Она любила сечь ребят. И теперь ей казалось, – розга взвивается над беспомощным ежащимся задком. Но секомый упорен, не раскаивается. И в голосе ее все чаще вплетался свист раздраженного дыхания.
– Как же можно ради блажи взять и бросить мужа, трепаться за чужим дядей? Хоть бы любила. Нет, так: мораль.
Липкая слюна забила ей рот, она обильно плюнула.
Таня сказала:
– Вы правы, Марья Ивановна: блажь, упрямство, пустая погоня. А пришел час, я смирилась. Я смирилась! – почти крикнула. Извозчик беспокойно заерзал на сиденье. – Я ему напишу сегодня же. Но и вы пойдите к нему, вы сумеете, добьетесь, скажите, – чего скрываться, – я страдаю, мучусь за него, как никогда не страдала за того… Каждая его кровинка дорога мне. А я не могу прийти и быть с ним.
Все смешалось у нее на языке, как и в голове.
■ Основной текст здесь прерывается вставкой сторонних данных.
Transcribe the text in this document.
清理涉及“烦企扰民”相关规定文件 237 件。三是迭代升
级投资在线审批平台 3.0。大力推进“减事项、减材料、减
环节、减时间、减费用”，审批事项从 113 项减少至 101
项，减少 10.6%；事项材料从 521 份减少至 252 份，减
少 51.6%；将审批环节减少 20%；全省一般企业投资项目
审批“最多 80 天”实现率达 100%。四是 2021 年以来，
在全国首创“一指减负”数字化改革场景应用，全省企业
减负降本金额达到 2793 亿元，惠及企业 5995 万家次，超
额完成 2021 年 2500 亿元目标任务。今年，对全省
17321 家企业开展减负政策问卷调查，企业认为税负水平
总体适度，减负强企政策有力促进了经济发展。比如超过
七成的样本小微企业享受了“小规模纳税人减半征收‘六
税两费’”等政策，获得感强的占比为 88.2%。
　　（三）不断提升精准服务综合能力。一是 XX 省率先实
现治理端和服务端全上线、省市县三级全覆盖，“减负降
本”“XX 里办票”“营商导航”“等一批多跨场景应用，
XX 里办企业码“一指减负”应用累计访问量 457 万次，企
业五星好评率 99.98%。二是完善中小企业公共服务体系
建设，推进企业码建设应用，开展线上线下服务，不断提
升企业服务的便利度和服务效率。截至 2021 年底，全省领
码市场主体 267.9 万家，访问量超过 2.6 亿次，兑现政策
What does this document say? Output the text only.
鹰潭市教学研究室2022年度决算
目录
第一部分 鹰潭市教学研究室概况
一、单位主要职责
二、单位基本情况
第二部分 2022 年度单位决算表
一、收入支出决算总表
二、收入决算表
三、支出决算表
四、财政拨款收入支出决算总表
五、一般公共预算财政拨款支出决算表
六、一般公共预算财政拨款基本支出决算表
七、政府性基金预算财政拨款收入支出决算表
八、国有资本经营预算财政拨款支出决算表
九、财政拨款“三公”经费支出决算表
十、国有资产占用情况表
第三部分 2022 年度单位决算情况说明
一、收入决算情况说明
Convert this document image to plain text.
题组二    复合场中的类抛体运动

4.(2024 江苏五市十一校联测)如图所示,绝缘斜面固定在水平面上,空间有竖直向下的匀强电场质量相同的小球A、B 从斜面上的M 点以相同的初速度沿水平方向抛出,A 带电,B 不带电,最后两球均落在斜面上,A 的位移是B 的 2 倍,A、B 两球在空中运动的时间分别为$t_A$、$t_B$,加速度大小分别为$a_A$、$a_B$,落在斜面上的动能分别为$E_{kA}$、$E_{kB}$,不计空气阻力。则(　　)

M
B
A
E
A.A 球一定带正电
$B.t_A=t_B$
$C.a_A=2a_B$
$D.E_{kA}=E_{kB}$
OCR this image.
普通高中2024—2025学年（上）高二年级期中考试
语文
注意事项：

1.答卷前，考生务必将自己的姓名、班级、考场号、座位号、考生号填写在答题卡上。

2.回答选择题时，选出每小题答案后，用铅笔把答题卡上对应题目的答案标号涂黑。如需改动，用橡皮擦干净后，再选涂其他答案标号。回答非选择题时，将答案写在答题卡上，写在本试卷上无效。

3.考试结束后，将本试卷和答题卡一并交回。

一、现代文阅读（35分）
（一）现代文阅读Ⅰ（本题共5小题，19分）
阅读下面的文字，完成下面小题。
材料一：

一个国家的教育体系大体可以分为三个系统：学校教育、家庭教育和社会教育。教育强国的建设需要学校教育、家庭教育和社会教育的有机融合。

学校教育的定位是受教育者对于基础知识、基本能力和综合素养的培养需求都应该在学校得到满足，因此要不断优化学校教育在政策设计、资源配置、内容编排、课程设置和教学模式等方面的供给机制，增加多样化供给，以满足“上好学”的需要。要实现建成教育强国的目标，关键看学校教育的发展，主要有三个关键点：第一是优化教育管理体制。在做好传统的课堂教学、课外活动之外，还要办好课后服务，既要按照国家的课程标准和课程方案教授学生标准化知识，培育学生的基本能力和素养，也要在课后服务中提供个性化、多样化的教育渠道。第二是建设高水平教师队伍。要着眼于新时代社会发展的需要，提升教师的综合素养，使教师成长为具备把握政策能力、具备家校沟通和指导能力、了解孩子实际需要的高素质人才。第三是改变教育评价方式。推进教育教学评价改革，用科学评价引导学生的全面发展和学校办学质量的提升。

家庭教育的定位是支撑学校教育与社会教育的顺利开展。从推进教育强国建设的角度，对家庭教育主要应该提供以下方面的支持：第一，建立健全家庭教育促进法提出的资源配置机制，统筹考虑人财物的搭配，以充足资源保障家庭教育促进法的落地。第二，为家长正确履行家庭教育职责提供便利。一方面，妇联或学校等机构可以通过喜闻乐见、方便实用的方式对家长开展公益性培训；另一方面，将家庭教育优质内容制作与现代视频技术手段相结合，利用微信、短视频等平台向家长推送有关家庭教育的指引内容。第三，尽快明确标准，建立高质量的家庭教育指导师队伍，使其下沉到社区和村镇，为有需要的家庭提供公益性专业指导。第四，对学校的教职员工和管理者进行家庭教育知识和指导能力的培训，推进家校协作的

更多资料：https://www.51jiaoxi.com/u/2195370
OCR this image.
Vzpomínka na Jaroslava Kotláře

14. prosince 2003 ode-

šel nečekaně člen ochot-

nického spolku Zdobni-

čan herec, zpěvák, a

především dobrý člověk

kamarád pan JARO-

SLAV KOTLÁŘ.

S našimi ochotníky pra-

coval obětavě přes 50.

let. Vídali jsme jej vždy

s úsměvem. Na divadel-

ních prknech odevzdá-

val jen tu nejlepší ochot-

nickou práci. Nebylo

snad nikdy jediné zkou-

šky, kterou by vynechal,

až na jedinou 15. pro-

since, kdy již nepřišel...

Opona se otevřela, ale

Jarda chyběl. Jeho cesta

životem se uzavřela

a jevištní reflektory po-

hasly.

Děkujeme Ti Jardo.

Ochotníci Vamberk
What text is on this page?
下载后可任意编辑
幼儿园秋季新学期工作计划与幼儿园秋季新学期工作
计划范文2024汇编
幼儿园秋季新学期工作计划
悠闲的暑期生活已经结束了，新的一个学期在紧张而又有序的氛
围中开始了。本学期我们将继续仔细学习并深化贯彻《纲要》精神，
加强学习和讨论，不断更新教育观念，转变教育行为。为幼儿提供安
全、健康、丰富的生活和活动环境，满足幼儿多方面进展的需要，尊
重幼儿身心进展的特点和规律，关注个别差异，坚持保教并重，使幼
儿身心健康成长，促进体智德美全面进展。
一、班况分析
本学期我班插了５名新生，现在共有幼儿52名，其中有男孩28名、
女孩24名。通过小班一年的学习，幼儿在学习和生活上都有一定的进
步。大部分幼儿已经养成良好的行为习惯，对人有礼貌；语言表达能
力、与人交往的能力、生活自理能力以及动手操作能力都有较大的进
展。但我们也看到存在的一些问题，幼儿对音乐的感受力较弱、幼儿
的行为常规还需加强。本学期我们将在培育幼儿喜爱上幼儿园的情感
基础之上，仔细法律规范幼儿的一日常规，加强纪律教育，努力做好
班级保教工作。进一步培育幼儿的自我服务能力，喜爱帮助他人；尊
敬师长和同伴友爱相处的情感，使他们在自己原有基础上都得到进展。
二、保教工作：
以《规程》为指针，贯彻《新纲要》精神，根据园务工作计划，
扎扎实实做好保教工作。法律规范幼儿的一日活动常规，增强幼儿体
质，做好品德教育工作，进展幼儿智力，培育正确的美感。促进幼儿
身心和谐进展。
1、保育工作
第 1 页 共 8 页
Но самая эта путаница была яснее и желаннее, чем та сумасшедшая отчетливость решений, которая пригнала в этот город, бросила в одинокую бессмысленную возню с неестественными чувствами. Обессиленная голова прилипла к мягко колебавшемуся плечу, и Таня глухо твердила в пахучий ситец:
– Это так страшно. В суде могут быть случайности, неблагоприятное стечение обстоятельств. Ведь случилось же… И засудят ни за что… Вот его взяли невинного, а мне кажется, он и мою вину своей мукой оправдал…
– Так это прокурор набуробил. А конечно, все может быть, – ввернула Марья Ивановна, хищно обнажая солнцу желтые зубы.
Таня не вникала, ладила свое:
– Скажите ему, что я не покину его. Я ведь сама ума не приложу, как прожила эти несколько недель. У меня было два слоя мыслей, два этажа: поверху плавали разные заботы о себе, о службе, об Онуфрии Ипатыче, о передачах, деньгах, мало ли о чем… И все это так – пена, пыль. Где-то под спудом, в самой глубокой темноте, как неизлечимая боль – все о нем… ноет, не отпускает.
Марья Ивановна как бы заражалась бредом.
– «Неизлечимая болезнь», – верно сказали. «Не отпускает…» Верно, не отпускает. На своей шкуре это испытала, знаю.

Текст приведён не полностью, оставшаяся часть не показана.